# Infinite Square Well

Tags:
1. Oct 25, 2016

### danmel413

1. The problem statement, all variables and given/known data
ISW walls at 0 and L, wavefunction ψ(x) = { A for x<L/2; -A for x>L/2. Find the lowest possible energy and the probability to measure it?

2. Relevant equations
Schrodinger equation

ψ(x)=(√2/L)*(sin(nπx/L)

cn=√(2/a)∫sin(nπx/L)dx {0<x<a}

En=n2π2ħ2/2ma2

3. The attempt at a solution
First I normalized and found A= 1/√L

Lowest energy = E12ħ2/2mL2

But I'm going wrong on finding the probability.

P1=|c1|2

When finding cn, I split the integral into two parts, one for ψ(x) = A for x<L/2 and one for ψ(x) = -A for x>L/2 and I get as a result:

(-2/(√L)nπ)(2cos(nπ/2-cosnπ-1) which equals 0 for odd n's and 8/(√L)nπ for even ones. Problem arises when I put that into my probability I'm left with my probability dependent on L - how is it possible that the probability of a particle having a certain energy be dependent on the size of our made up box? I've checked the integral over a thousand times and can't find a mistake. Help?

2. Oct 25, 2016

### Staff: Mentor

Is this equation correct?

Not sure what that represents.

Are these two statements compatible?

3. Oct 25, 2016

### drvrm

the probability of a particle confined in a box of infinite depth is a confinement and its energy goes higher as the width is lower.
the position probability is never a constant inside a box .pl. check your calculation and the limits . it may be zero at certain points.and maximum at other points.
one should see a text book for plot of probability for different states .

4. Oct 25, 2016

### TSny

All of your work looks good, except I don't agree with your numerical factor out front in your result for the integration. As you say, L should not appear. I also get √2 in the numerator instead of 2. So, check your integration again (makes a thousand and 1 times).

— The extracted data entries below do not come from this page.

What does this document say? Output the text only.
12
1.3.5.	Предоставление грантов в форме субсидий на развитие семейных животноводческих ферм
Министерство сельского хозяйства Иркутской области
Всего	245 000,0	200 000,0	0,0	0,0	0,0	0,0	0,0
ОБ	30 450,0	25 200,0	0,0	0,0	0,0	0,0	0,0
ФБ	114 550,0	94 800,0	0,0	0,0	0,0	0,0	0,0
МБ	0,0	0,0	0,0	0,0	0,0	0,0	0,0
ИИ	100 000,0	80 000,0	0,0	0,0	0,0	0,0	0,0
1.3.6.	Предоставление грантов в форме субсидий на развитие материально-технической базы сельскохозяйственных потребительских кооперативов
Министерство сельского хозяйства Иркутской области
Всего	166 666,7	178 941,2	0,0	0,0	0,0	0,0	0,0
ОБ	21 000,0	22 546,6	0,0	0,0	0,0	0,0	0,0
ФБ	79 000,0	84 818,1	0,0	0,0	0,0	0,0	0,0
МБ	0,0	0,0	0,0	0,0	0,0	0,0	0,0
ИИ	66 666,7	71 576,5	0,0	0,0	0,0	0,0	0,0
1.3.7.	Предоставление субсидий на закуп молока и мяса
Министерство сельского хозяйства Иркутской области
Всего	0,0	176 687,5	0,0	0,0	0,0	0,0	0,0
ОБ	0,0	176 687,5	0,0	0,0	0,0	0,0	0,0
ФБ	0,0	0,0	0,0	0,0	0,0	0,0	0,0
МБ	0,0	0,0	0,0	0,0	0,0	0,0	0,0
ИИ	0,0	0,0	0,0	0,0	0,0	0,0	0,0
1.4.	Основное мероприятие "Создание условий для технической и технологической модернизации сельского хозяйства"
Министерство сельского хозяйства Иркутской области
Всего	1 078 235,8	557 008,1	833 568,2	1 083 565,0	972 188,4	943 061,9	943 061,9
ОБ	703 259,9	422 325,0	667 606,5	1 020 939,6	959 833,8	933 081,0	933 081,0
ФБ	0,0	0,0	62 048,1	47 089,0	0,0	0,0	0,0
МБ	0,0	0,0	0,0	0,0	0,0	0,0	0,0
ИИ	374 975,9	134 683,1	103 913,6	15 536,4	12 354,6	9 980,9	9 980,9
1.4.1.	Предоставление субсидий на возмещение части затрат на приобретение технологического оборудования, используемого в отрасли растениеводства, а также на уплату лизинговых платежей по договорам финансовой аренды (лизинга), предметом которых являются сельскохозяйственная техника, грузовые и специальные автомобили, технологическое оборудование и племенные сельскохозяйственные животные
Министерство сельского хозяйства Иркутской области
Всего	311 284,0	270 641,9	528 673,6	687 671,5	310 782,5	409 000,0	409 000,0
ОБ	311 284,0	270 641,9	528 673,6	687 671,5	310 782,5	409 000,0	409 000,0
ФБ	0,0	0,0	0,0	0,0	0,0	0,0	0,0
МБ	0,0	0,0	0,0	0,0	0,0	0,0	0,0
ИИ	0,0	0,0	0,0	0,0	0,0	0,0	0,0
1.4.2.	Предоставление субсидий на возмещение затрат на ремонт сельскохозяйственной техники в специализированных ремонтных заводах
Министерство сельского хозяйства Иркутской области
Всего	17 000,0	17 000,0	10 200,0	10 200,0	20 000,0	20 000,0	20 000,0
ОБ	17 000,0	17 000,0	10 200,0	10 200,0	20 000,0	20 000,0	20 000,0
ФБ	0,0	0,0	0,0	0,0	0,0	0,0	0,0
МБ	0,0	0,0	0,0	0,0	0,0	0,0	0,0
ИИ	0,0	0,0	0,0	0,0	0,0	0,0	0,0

When writing fractions with the symbol /, make sure you put the entire denominator in parentheses to agree with "order of operations".

5. Oct 25, 2016

### TSny

That's true if the particle is in one of the energy eigenstates. But here, it is assumed that the particle is in the state given (which would be a superposition of energy eigenstates). The boundary conditions require that the wavefunction goes to zero at the endpoints of the well. So, I guess you need to assume the wavefunction goes from ±A to zero over a negligible interval near the endpoints.

6. Oct 28, 2016

### danmel413

Thanks everyone for your help. I realized my entire problem came from me not copying down the coefficient equation correctly when I went to solve it.